How Does DI-engine Record And Print variables In Learner Log? (Developer View)

In this section, we will introduce how DI-engine record variables to the sliding window, and how DI-engine print averaged variables to logger. You can skip it if not interested.

In DI-engine, learner get info dict from policy’s _forward_learn method. Then, learner will call LogShowHook (ding/ding/worker/learner/learner_hook.py) to record those variables in a TickMonitor (ding/ding/worker/learner/base_learner.py).

class LogShowHook(LearnerHook):

    # ...

    def __call__(self, engine: 'BaseLearner') -> None:  # noqa
        # ...
        for k, v in engine.log_buffer['scalar'].items():
            setattr(engine.monitor, k, v)
        engine.monitor.time.step()

After that, LogShowHook will print variables. LogShowHook will call policy’s _monitor_vars_learn method to get all variables’ names, then get averaged value from TickMonitor and print them in text logger and tensorboard logger.
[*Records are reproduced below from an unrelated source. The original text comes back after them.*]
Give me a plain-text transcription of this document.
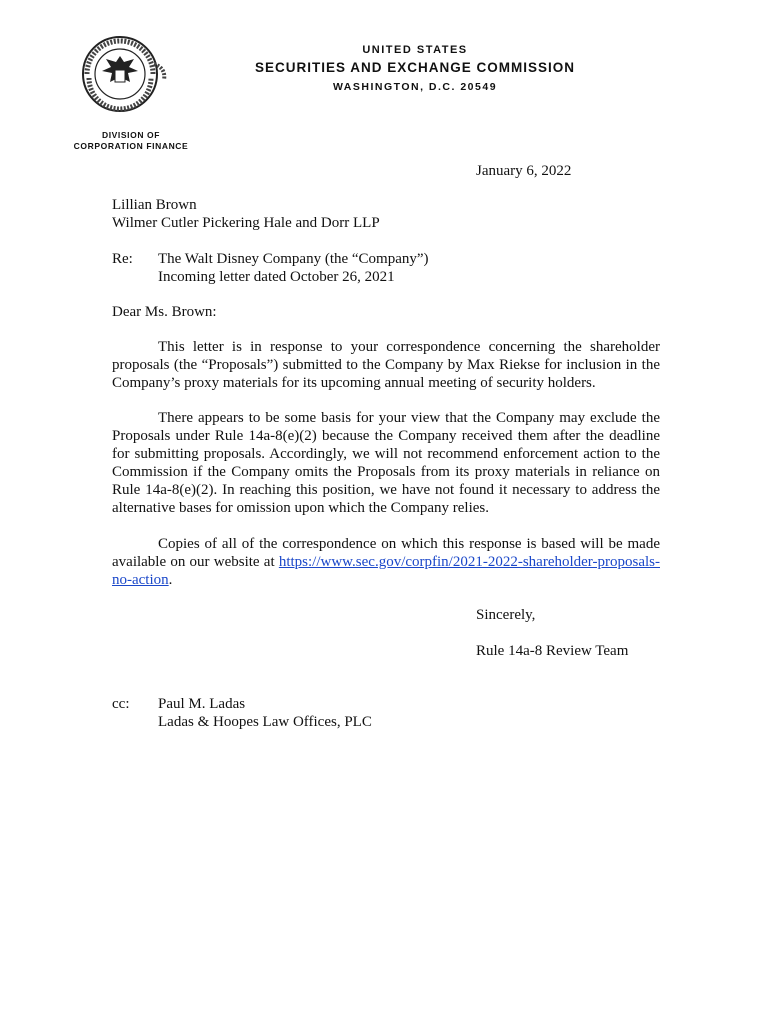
DIVISION OF
CORPORATION FINANCE
UNITED STATES
SECURITIES AND EXCHANGE COMMISSION
WASHINGTON, D.C. 20549
January 6, 2022
Lillian Brown
Wilmer Cutler Pickering Hale and Dorr LLP
Re: The Walt Disney Company (the “Company”)
Incoming letter dated October 26, 2021
Dear Ms. Brown:
This letter is in response to your correspondence concerning the shareholder proposals (the “Proposals”) submitted to the Company by Max Riekse for inclusion in the Company’s proxy materials for its upcoming annual meeting of security holders.
There appears to be some basis for your view that the Company may exclude the Proposals under Rule 14a-8(e)(2) because the Company received them after the deadline for submitting proposals. Accordingly, we will not recommend enforcement action to the Commission if the Company omits the Proposals from its proxy materials in reliance on Rule 14a-8(e)(2). In reaching this position, we have not found it necessary to address the alternative bases for omission upon which the Company relies.
Copies of all of the correspondence on which this response is based will be made available on our website at https://www.sec.gov/corpfin/2021-2022-shareholder-proposals-no-action.
Sincerely,
Rule 14a-8 Review Team
cc: Paul M. Ladas
Ladas & Hoopes Law Offices, PLC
class LogShowHook(LearnerHook):

    # ...

    def __call__(self, engine: 'BaseLearner') -> None:  # noqa
        # ...
        iters = engine.last_iter.val
        if iters % self._freq == 0:
            var_dict = {}
            log_vars = engine.policy.monitor_vars()
            attr = 'avg'
            for k in log_vars:
                k_attr = k + '_' + attr
                var_dict[k_attr] = getattr(engine.monitor, attr)[k]()
            engine.logger.info(engine.logger.get_tabulate_vars_hor(var_dict))
            for k, v in var_dict.items():
                engine.tb_logger.add_scalar('learner_iter/' + k, v, iters)
                engine.tb_logger.add_scalar('learner_step/' + k, v, engine._collector_envstep)